Page 37 of The Fake Out Flex

My heart stutters at the unexpected closeness, at the unexpected touch, at the unexpectedly sultry smile he's aiming my way.

Perfect fake date material, I remind myself. That's all.

"Thanks again for doing this," I tell him as we make our way out.

"No need to thank me," he says. "I've been looking forward to this for a long time."

Well, this is a fizzer.

"You okay, Evie? Can I get you something else to drink?"

I throw a glance at the four barely-touched glasses on the table in front of me. Fraser, in total perfect-date mode, got me every one of those drinks, but nothing is hitting the spot.

I feel restless.

And agitated.

And like I'm the world's biggest fool.

Again.

No amount of alcohol can fix that.

"No. I'm fine. Thank you."

"All right." Fraser bumps his foot gently against mine under the table. "We'll resume sitting here in stone-cold silence thinking about ways we can plot our revenge on jerkface that don't see us getting twenty-five to life behind bars. Oops." He lifts his fingers to his lips. "Did I say that out loud?"

That manages to draw a tiny smile out of me. "For the record, that's not what I'm doing."

"What sort of name is Bryce anyway?" he continues. "Do you think he was actually meant to be called Bruce, but someone at the hospital accidentally typed y instead of u?"

I bring my napkin to my lips to hide my growing smile. "Stop it."

Fraser stops, his expression turning serious. "Well, what is it, Evie? You haven't been yourself all day. Tell me what's wrong."

"How do you know something's wrong?"

He takes a sip of his whiskey. "Because I've got eyes."

Great. I'm that obvious.

I thought I'd been doing a good job concealing whatever weird funk I fell into the moment we got here.

I wished the bride and groom all the best, and, surprisingly, it wasn't even that awkward.

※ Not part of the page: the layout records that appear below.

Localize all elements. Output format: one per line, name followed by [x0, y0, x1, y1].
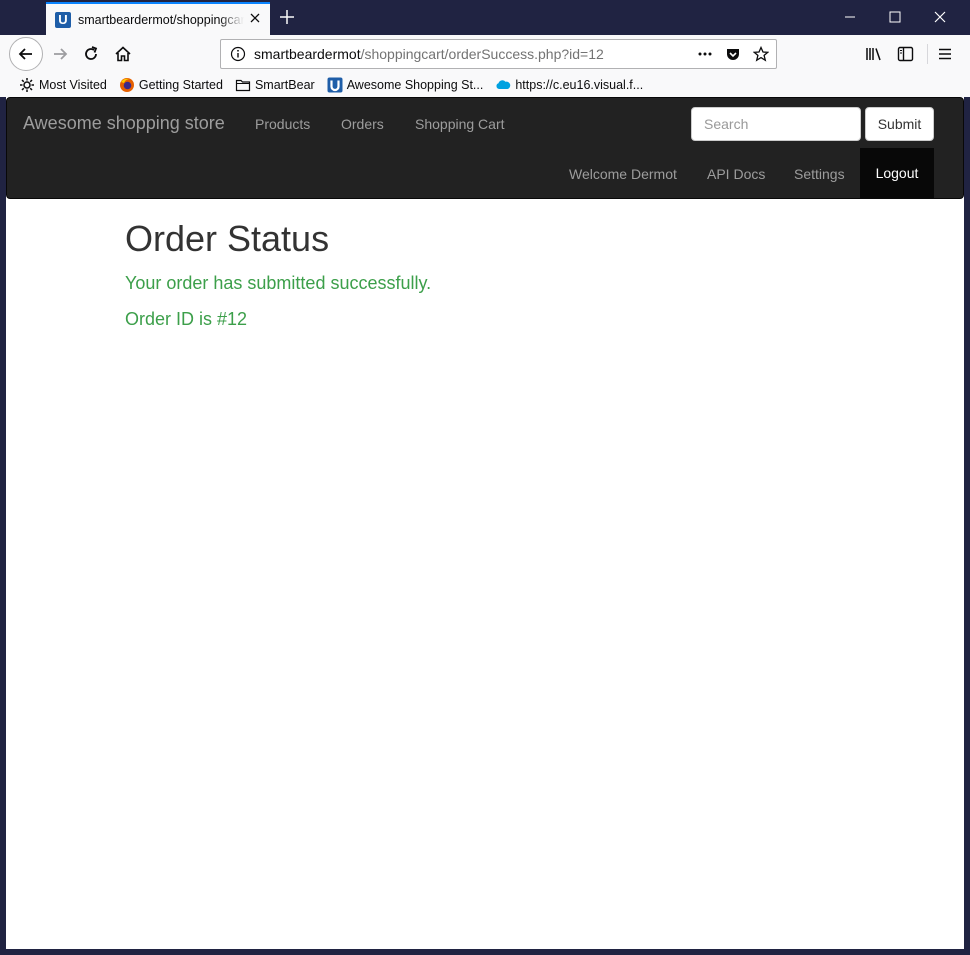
arrow-right-icon: [54, 48, 68, 60]
site-favicon-icon: U: [55, 11, 71, 28]
gear-icon: [20, 78, 34, 92]
new-tab-icon[interactable]: [278, 8, 296, 26]
nav-link-products[interactable]: Products: [255, 114, 310, 134]
maximize-icon[interactable]: [887, 9, 903, 25]
firefox-icon: [119, 78, 134, 92]
bookmark-getting-started[interactable]: Getting Started: [119, 77, 223, 93]
bookmark-label: Most Visited: [39, 78, 107, 92]
pocket-icon[interactable]: [725, 46, 741, 62]
bookmark-salesforce[interactable]: https://c.eu16.visual.f...: [495, 77, 643, 93]
reload-icon: [85, 46, 98, 60]
bookmark-awesome-shopping[interactable]: Awesome Shopping St...: [327, 77, 484, 93]
web-page: Awesome shopping store Products Orders S…: [6, 97, 964, 949]
folder-icon: [235, 79, 251, 92]
bookmark-smartbear-folder[interactable]: SmartBear: [235, 77, 315, 93]
site-brand[interactable]: Awesome shopping store: [23, 113, 225, 133]
u-logo-icon: [327, 77, 343, 93]
main-content: Order Status Your order has submitted su…: [125, 219, 431, 330]
submit-button[interactable]: Submit: [865, 107, 934, 141]
nav-link-welcome[interactable]: Welcome Dermot: [569, 164, 677, 184]
browser-toolbar: smartbeardermot/shoppingcart/orderSucces…: [0, 35, 970, 73]
nav-link-settings[interactable]: Settings: [794, 164, 845, 184]
close-window-icon[interactable]: [932, 9, 948, 25]
toolbar-divider: [927, 44, 928, 64]
page-title: Order Status: [125, 218, 330, 259]
hamburger-menu-icon[interactable]: [937, 46, 953, 62]
info-icon[interactable]: [230, 46, 246, 62]
minimize-icon[interactable]: [842, 9, 858, 25]
sidebar-icon[interactable]: [897, 46, 915, 62]
url-path: /shoppingcart/orderSuccess.php?id=12: [360, 46, 604, 62]
browser-title-bar: U smartbeardermot/shoppingcart/orderSucc…: [0, 0, 970, 35]
bookmarks-toolbar: Most Visited Getting Started SmartBear A…: [0, 73, 970, 97]
library-icon[interactable]: [865, 46, 883, 62]
url-text[interactable]: smartbeardermot/shoppingcart/orderSucces…: [254, 46, 604, 62]
back-button[interactable]: [9, 37, 43, 71]
tab-title: smartbeardermot/shoppingcart/orderSucces…: [78, 12, 244, 27]
bookmark-label: SmartBear: [254, 78, 315, 92]
home-button[interactable]: [108, 39, 138, 69]
arrow-left-icon: [18, 48, 32, 60]
star-bookmark-icon[interactable]: [753, 46, 769, 62]
order-id-message: Order ID is #12: [125, 309, 248, 329]
reload-button[interactable]: [76, 39, 106, 69]
salesforce-cloud-icon: [496, 80, 511, 89]
browser-tab[interactable]: U smartbeardermot/shoppingcart/orderSucc…: [46, 2, 270, 35]
url-host: smartbeardermot: [254, 46, 361, 62]
logout-link[interactable]: Logout: [860, 148, 934, 199]
bookmark-label: Getting Started: [138, 78, 223, 92]
site-navbar: Awesome shopping store Products Orders S…: [6, 97, 964, 199]
bookmark-label: Awesome Shopping St...: [346, 78, 484, 92]
nav-link-api-docs[interactable]: API Docs: [707, 164, 765, 184]
address-bar[interactable]: smartbeardermot/shoppingcart/orderSucces…: [220, 39, 777, 69]
home-icon: [115, 46, 131, 62]
forward-button[interactable]: [45, 39, 75, 69]
success-message: Your order has submitted successfully.: [125, 273, 432, 293]
bookmark-most-visited[interactable]: Most Visited: [19, 77, 107, 93]
search-input[interactable]: [691, 107, 861, 141]
more-actions-icon[interactable]: [697, 46, 713, 62]
bookmark-label: https://c.eu16.visual.f...: [515, 78, 644, 92]
nav-link-shopping-cart[interactable]: Shopping Cart: [415, 114, 505, 134]
nav-link-orders[interactable]: Orders: [341, 114, 384, 134]
close-tab-icon[interactable]: [248, 11, 262, 25]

I mingled with the other guests who, in all honesty, were more interested in talking to Fraser and taking a selfie with him than they were in me.

I've been making pleasant conversation with the people at our table, listening and nodding politely as we somehow veered to the topic of foot health and Mr. Mariano's horrifying story about how he names his corns.

The only thing I haven't done is take Fraser up on his offers to dance.

Yes, offers.

Plural.

He's asked seven times, which I'm sure he's only doing to fulfill his date obligation and make it look like we're a couple, as opposed to what we really are—a pity date called in as a favor by his best friend to help said best friend's loser sister out of a jam.

Besides, I'm a terrible dancer. The last thing I need is someone recording me and earning myself a second viral moment.